After graduating Austin High School in 1997, Christianson moved to Red Wing where he attended what is now known as Southeast Technical College and came away with an education in violin repair.
After graduating in 2000, Christianson moved down to Nashville where he started working in a violin repair shop and playing music.
Christianson said he was quickly immersed in the different styles of fiddle music, in particular, the type of music coming out of the Appalachian scene.
“I moved down there because I was interested in that sort of fiddle music,” he said.
However, anybody familiar with Nashville knows that as a hotbed of music in general, one doesn’t simply go down and start playing.
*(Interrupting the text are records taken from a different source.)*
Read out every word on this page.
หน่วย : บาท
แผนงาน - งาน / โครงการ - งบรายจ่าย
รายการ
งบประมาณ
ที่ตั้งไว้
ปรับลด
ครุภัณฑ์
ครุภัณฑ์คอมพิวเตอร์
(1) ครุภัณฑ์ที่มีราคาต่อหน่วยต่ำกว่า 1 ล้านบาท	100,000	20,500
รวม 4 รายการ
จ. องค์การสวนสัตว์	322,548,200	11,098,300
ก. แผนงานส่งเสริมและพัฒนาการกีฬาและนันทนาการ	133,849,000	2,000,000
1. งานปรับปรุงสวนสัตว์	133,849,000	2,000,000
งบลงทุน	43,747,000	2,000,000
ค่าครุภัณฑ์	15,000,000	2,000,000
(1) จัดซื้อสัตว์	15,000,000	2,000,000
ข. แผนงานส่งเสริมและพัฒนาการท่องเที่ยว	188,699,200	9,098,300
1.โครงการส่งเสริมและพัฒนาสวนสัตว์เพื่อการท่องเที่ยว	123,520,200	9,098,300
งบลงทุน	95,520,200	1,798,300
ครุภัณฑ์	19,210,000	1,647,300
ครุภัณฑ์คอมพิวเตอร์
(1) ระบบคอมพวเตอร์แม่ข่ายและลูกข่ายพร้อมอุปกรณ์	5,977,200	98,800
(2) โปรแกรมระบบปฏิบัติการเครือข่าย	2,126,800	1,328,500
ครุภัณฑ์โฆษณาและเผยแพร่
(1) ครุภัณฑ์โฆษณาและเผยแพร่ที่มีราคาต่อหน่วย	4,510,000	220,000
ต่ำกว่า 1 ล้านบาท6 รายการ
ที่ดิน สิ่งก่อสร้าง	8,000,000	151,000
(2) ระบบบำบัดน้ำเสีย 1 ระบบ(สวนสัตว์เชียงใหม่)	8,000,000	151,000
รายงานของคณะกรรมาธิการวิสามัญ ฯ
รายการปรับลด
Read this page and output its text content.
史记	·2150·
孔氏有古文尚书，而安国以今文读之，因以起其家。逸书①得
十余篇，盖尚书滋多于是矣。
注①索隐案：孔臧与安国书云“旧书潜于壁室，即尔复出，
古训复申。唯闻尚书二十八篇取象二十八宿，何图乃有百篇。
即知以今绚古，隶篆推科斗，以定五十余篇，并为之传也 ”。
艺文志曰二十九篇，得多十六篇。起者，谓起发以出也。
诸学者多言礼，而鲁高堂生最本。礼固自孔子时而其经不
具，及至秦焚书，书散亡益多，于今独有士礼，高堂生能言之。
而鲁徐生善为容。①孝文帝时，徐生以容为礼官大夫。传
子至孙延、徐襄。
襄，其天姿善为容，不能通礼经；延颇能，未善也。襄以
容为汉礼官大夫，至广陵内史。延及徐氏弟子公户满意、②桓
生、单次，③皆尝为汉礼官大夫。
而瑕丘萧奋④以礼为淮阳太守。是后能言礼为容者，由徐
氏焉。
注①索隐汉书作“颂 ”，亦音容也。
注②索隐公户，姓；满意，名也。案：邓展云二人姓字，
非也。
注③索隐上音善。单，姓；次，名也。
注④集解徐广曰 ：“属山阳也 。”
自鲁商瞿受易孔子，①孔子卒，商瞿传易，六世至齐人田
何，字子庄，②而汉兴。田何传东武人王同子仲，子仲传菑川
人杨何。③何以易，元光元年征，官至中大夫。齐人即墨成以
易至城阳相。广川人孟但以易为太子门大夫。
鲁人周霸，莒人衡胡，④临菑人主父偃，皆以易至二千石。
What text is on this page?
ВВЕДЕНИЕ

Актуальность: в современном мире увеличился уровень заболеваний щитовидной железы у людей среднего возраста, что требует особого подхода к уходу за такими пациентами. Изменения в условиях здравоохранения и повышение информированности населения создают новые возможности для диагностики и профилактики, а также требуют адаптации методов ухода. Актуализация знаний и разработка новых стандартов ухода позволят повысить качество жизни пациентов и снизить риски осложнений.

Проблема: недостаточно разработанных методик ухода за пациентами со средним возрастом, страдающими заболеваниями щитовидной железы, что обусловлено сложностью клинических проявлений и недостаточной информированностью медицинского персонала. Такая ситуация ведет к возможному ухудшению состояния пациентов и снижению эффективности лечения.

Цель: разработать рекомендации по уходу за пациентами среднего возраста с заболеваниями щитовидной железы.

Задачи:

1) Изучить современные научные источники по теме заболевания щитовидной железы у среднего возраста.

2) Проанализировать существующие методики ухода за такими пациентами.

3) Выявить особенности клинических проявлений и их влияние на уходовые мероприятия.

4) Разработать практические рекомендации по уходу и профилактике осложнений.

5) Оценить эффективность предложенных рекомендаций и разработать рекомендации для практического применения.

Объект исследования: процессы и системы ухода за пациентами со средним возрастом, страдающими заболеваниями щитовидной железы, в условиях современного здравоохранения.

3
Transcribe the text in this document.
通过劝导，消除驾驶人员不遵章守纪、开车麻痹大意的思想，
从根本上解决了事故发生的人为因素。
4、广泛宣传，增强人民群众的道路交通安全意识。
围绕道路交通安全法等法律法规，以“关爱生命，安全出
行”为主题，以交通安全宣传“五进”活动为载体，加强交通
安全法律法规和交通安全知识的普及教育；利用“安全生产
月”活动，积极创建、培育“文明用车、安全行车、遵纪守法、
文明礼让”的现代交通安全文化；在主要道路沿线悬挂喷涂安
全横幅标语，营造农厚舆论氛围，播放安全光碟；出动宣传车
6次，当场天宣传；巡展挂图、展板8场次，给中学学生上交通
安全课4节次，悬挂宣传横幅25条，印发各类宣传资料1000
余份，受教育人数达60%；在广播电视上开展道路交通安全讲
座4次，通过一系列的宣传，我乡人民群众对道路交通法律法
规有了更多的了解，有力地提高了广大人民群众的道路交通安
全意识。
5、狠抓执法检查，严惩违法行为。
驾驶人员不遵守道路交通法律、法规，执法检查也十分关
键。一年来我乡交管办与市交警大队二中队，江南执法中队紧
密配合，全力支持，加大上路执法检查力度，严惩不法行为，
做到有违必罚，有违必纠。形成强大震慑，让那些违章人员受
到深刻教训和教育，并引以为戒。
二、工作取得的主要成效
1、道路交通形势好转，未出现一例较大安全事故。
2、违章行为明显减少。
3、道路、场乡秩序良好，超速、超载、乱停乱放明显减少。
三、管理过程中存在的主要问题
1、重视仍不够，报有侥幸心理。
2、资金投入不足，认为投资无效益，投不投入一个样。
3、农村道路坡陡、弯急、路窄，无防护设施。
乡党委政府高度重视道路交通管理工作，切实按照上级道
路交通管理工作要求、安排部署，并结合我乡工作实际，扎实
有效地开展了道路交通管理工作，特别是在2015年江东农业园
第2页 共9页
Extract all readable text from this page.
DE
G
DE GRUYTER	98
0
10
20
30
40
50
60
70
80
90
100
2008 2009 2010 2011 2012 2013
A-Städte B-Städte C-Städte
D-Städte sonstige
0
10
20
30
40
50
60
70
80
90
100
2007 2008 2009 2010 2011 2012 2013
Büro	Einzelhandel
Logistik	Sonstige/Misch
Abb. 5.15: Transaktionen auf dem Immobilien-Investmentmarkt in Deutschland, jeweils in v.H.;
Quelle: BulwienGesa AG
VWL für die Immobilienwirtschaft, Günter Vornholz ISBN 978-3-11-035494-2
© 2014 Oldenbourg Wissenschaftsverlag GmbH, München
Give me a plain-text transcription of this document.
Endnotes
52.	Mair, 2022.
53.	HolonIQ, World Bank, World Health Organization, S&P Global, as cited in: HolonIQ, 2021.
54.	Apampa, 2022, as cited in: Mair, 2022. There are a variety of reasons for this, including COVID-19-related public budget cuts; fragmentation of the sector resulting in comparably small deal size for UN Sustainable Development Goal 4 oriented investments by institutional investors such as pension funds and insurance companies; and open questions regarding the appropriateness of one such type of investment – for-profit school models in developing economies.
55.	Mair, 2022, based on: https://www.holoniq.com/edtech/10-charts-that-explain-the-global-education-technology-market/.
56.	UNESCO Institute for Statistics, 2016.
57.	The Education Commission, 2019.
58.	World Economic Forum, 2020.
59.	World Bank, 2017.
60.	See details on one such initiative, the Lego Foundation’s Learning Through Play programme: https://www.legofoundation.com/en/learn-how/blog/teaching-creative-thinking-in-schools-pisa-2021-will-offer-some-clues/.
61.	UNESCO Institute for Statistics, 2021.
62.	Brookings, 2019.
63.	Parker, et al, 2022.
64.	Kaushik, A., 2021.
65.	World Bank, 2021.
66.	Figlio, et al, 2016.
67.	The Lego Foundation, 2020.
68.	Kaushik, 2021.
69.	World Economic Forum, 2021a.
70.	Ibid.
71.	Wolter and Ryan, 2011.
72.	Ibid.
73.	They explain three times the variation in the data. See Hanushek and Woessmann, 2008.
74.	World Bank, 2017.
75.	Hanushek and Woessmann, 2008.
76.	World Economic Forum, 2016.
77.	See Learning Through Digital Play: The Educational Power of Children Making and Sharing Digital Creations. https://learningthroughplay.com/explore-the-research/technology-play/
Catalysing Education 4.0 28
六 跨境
Work in the violin shop came first.
He worked in the same shop for 18 to 19 years before he and his wife Nicole opened up their own repair shop, where they also hosted live music.
“Having a job, I’m sure I can get connected through music,” Christianson said. “My paycheck certainly wasn’t dependent on it.”
Christianson said he didn’t really start playing gigs until about a year or two after getting to Nashville by making use of networking opportunities.
Going to jam sessions and events like that opened up more and more doors and led to Christianson finding his way onto the stage of the Grand Ole Opry.
Through a friend, Christianson was invited to play with Mike Snider, a known musician who spent time on the popular show “Hee Haw.”
The opportunity came simply enough, but resulted in several years spent on the stage.
“They needed a fiddle player for the weekend,” Christianson said. “I went and played it and Mike said, ‘why don’t you come back tomorrow night.’ It must have been okay, because he’s like, ‘we’re playing the next weekend if you want.’”
Christianson laughed at the memory: “I never was officially hired to play in the band. He just told me to come back. I just kept showing up. We got along pretty well right off the bat.”
Christianson said that to play at such a historical venue as Ryman Auditorium, which houses the Opry, was an experience of a lifetime.
In fact, in a lot of ways it was somewhat surreal.
“To be on that stage and playing in a church, people sitting in pews, stained glass windows — and the sound is amazing,” he said. “I would still get the kind of goosebumps the first few times I played.”
By moving up to Austin, Christianson has no plans to leave his playing behind, but rather intends to continue looking for opportunities throughout the area and state to play, which would include some of those he shared stages with in Nashville and his wife.
“I hope to get to play as much as I can around here,” he said. “Not just in Austin, but the whole state. I hope to get to play more with my wife because she’s an awesome singer and we would play things down there on occasion together.”
At the same time, Christianson is looking at establishing his shop. Within the shop hang fiddles and violins that made the move up to Austin with him so he could continue work.
In the past he has repaired and maintained instruments for Charlie Daniels, Alison Kraus and Ricky Skaggs, along with session players from all over.
He said that all the years playing has helped refine his career in repairing the instruments.
“It really helps if you’re a good player because you can kind of pick up on minute things in the instrument,” he said. “(Being) pretty happy with something and hearing something is just not right on the lower strings — it really helps to know how everything works.”
As he looks to build both playing and repairing here in Austin, Christianson said that he and his family are also basking in being home again.
“It’s a really great town,” he said. “It’s changed a lot since I grew up here. The amount of diversity. There’s just a lot more things going on, a lot more music than I remember. It’s really grown a lot. We were attracted to come back to the small town things that we grew up around. It feels great to be back.”